Our case was diagnosed as WS1 with 3 major and 2 minor criteria. Diagnostic criteria have been identified in the Waardenburg consortium with the presence of white forelock, heterochromia iridis, and dystopia canthorum. The characteristic clinical features in differentiating WS1 from other WS types are summarized in Table 2. Cutaneous pigmentary defects occur in 8.3-50 percent of WS patients. Piebaldism-like achromic spots may occur and hyperpigmented macules may also be seen. Partial or complete heterochromia iridis occurs in 21-28 percent of patients with WS [5]. Our case had all these clinical findings.

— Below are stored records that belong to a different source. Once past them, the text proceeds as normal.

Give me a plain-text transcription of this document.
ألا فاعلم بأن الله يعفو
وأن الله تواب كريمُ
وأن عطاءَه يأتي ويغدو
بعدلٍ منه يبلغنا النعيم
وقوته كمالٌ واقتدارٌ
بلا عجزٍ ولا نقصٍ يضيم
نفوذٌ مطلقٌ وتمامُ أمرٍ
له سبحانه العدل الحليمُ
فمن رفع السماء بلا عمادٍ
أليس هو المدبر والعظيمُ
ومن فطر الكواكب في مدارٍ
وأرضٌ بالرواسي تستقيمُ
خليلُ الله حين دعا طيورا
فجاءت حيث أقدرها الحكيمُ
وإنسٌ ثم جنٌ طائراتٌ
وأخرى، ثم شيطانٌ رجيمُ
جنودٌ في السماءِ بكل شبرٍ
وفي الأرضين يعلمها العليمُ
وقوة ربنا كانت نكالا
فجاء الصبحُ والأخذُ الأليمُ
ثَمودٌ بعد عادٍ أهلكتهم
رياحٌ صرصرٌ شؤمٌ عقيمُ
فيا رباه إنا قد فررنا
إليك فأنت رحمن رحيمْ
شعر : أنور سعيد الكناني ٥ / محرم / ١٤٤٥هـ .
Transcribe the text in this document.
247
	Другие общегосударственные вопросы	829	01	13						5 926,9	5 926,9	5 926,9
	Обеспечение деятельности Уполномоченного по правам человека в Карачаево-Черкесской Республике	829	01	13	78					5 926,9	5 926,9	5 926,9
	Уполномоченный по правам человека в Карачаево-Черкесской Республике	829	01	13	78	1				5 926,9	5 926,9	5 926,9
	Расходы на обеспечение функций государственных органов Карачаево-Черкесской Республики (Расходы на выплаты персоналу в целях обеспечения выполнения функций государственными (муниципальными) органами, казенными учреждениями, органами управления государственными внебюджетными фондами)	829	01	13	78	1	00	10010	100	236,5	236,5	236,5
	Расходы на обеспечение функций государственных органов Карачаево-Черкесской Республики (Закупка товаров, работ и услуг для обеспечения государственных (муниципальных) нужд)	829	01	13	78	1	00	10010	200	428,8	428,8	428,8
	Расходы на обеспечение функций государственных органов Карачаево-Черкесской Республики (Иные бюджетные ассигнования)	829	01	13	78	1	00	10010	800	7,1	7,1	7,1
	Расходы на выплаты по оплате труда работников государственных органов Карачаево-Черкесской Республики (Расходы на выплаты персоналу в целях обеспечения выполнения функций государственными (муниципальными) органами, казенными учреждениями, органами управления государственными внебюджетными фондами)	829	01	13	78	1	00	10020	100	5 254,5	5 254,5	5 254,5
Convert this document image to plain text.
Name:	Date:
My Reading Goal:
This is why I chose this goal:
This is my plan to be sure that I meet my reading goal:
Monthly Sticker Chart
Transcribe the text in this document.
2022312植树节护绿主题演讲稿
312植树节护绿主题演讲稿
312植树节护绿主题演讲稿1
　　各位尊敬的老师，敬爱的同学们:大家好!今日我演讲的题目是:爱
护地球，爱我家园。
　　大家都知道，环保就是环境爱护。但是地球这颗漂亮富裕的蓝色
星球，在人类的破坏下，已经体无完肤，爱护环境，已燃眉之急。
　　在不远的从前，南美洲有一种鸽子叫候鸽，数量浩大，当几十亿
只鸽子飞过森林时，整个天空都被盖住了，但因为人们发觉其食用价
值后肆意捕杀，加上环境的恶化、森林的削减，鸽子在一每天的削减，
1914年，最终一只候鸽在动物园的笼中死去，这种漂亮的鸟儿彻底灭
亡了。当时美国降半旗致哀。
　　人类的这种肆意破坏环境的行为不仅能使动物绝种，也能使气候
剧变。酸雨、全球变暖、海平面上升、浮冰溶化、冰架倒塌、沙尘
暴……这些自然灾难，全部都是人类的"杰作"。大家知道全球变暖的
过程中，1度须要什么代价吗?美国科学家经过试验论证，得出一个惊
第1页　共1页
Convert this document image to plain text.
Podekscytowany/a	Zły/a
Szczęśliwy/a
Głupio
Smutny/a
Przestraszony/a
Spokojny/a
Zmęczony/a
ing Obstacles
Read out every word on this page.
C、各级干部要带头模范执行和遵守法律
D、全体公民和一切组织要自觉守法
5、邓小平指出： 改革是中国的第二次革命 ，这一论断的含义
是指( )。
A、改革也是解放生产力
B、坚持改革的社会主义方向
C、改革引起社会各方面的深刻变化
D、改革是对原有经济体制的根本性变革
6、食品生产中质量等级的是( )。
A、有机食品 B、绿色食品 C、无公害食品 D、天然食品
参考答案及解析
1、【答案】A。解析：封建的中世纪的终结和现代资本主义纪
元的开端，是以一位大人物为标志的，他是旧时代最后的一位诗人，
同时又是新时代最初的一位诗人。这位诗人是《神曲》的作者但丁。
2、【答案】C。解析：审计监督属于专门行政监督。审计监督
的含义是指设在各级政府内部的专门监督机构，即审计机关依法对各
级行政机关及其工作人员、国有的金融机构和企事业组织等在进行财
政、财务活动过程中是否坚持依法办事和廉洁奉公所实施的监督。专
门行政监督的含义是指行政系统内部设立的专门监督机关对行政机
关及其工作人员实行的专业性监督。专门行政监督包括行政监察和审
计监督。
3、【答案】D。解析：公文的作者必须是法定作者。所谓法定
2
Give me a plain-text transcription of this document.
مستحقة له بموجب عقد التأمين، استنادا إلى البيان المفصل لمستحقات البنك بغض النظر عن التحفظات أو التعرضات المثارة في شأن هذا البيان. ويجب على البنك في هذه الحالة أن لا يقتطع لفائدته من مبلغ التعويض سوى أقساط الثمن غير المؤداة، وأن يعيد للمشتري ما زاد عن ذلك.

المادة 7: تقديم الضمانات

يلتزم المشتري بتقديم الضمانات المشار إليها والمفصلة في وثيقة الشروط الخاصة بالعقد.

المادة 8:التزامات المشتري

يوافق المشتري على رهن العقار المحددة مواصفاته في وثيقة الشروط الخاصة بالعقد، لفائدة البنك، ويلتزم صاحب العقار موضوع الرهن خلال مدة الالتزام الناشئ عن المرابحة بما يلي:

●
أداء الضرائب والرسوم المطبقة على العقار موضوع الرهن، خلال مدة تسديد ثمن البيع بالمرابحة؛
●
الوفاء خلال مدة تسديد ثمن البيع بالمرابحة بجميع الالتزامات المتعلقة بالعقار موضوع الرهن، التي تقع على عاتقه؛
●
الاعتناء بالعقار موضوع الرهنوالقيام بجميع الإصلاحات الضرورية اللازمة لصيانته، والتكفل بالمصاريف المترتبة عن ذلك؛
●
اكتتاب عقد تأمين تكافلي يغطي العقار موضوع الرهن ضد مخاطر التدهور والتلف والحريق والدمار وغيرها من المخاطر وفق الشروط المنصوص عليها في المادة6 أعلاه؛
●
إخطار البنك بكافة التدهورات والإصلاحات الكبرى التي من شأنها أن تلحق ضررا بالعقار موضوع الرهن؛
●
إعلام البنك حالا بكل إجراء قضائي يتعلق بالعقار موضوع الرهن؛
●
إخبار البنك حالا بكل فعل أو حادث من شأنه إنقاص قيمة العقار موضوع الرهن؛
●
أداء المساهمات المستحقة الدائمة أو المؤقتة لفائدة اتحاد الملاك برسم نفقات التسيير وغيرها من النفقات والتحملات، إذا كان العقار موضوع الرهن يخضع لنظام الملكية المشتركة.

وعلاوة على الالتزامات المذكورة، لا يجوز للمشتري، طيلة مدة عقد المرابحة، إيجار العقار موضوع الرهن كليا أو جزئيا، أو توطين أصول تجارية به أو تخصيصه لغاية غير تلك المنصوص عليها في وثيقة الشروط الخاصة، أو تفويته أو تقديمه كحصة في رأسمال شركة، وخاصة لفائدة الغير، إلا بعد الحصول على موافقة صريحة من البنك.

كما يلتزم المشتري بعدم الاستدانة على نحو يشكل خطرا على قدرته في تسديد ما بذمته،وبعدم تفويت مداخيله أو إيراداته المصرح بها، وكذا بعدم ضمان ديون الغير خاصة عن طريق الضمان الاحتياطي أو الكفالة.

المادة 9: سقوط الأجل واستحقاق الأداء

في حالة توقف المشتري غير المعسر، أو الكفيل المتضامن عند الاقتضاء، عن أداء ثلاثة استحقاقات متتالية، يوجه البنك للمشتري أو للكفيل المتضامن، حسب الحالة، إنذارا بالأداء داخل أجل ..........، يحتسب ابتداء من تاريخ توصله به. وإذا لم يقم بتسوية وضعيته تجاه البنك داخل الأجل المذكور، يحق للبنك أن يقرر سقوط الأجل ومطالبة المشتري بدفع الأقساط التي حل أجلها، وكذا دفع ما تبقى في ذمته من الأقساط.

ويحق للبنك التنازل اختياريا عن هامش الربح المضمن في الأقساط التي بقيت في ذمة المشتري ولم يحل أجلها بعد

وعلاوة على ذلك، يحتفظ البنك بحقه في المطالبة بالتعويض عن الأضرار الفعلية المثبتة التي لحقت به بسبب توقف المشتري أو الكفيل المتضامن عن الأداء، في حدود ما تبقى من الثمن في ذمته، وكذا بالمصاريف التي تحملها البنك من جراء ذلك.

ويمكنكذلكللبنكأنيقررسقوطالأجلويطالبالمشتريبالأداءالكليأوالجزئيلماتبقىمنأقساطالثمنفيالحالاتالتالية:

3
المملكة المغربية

Hearing loss, which is one of the major criteria of the WS consortium, was not present in our patient. WS is reported to account for 2 percent of congenital deafness [11]. This clinical finding is not a universal feature of WS, but penetrance of sensorineural hearing loss has been observed to be 69 percent in WS1 and 87 percent in WS2 after excluding probands ascertained through their hearing loss [5]. Whereas pigmentation abnormalities do not herald any survival problem, hearing loss seems to be the most important prognostic factor because of impairment of life quality and poor cognitive abilities in WS1. The earlier it is diagnosed, cochlear implantation will more easily lead to improvement of speech discrimination and spoken language [12].

Multiple genes have been implicated in the syndrome. Abnormalities in the PAX3 gene (paired box gene 3) accounts for most of WS1 and WS3 patients. MITF (microphthalmia associated transcription factor) gene abnormality is responsible for WS2. WS4 is heterogeneous, with reported mutations in EDN3 (endothelin 3), in its receptor EDNRB (endothelin receptor type B), or in SOX10 (SRY-sex determining region Y-box 10) [11].

The PAX3 gene on chromosome 2q35 is a transcription factor that plays a major role in embryogenesis [13]. WS1 is inherited in an autosomal dominant manner. The majority of probands have an affected parent, whereas a minority of probands do not have an affected parent ane are presumed to have a de novo mutation [7]. We could not perform the PAX3 gene sequence and deletion/duplication analysis in our case, but it seems to be a de novo mutation because the patient has healthy parents and family members.